AI Personalities: Adam Recounts His Journey Down The Rabbit Hole

Adam – @adam_blahuta

Hey fellow space junkies!

The creative journey of game development is very strange. If your goal is to engage players with novel experiences, design innovation is a powerful tool. The inherent challenge is that it’s difficult to understand a problem in a vacuum. You have to try different approaches and see how they succeed and fail before you start getting an accurate picture. And you never know how deep the rabbit hole goes until you’ve already started falling into it. In order to do justice to the thing you’re trying to build, you have to be willing to see that through to the end. I’m just so happy that we were able to build a team that was willing to take that risk!

When we first got together to discuss Astrobase Command, we knew we wanted to build a space-station-based survival simulation that delivered on the experiences provided by TV shows like Star Trek. We also understood that characters were key to that experience, but we didn’t really know what that meant for the game.

Last week, Dave walked us through a design that not only communicates the character’s personality to the player but also provides the context in which that personality can shine and evolve. The beauty of his approach is in how personality traits are built and communicated to the player. Each one is unique but they often have elements in common, which nicely models how people can have different value systems and still have common ground. They don’t simply translate to some universal game mechanic, like “Brave = +5 to Initiative”. Instead, every other system in the game is designed to challenge that personality in some way.

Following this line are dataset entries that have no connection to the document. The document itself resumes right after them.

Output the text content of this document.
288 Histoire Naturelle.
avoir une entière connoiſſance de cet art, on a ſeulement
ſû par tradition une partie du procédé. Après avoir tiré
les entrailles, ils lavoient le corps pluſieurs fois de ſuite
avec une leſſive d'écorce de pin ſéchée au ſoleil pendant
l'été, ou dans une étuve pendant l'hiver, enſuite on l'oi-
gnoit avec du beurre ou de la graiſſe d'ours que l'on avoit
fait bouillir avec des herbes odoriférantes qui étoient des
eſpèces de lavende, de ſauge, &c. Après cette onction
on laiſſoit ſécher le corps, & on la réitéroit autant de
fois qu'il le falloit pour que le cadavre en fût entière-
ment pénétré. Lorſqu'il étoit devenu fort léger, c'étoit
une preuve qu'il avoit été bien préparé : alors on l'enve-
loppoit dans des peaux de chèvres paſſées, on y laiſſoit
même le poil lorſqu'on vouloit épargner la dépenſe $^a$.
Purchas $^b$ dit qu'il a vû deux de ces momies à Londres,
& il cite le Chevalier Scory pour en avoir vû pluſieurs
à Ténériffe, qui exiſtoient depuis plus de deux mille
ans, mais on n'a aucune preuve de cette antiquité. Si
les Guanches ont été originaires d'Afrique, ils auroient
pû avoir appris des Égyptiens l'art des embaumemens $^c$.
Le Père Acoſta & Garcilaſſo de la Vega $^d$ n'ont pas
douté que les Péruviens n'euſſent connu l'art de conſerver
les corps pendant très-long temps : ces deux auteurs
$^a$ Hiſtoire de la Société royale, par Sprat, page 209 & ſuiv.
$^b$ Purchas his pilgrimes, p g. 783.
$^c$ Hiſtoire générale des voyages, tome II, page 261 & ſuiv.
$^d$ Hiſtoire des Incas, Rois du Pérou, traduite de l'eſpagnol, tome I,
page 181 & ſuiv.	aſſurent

As a result, personality becomes a key component to a character’s decision making, how they perceive the world around them and how they interact with others. It then becomes the player’s responsibility to decide where each character fits in their crew. Who do you send on dangerous missions when you have specific goals? Who are best suited to work together? Who can bunk together in quarters? How do you best cater to your crew’s needs? How do you break up recurring fights between two crew-members who hate each other?

This lays out a beautiful process of discovery where the player needs to understand personality in order to ensure the survival of their crew. The only way to do this is to get to know the personality traits of each character and see how they act in different situations and how those situations can change them.

As you may have guessed from the wall of text above, I was very excited to start implementing this approach. My week has been entirely consumed by delivering on Dave’s vision for characters at their most fundamental level.

Daniel – @Polygonatron

Hi Everybody!

This week has been one of visual effects for me. I started out working on some text scrolling tech for the datapad and I’m currently in the middle of trying to learn shader programming. Tricky stuff, but fun!

Dave – @Dave_Astrobase

This week I’ve been working on station gameplay, and the correct level of depth in the simulation. In gameplay terms, this essentially corresponds to: “what are the physics rules of this universe.” Also, I’m super excited to see Adam bring the personality system come to life with the magic of code!

Max – @Max_Shields

Hello all!

This last bit is to see if you’re sufficiently dedicated to make it to the bottom of Adam’s wall of text. 😉

I’ve been playing around with the idea of writing some Astrobase Command fiction which could take many forms. It could be a periodic short independent or interconnected short stories published directly to this site, a novella, or even a novel published in electronic format.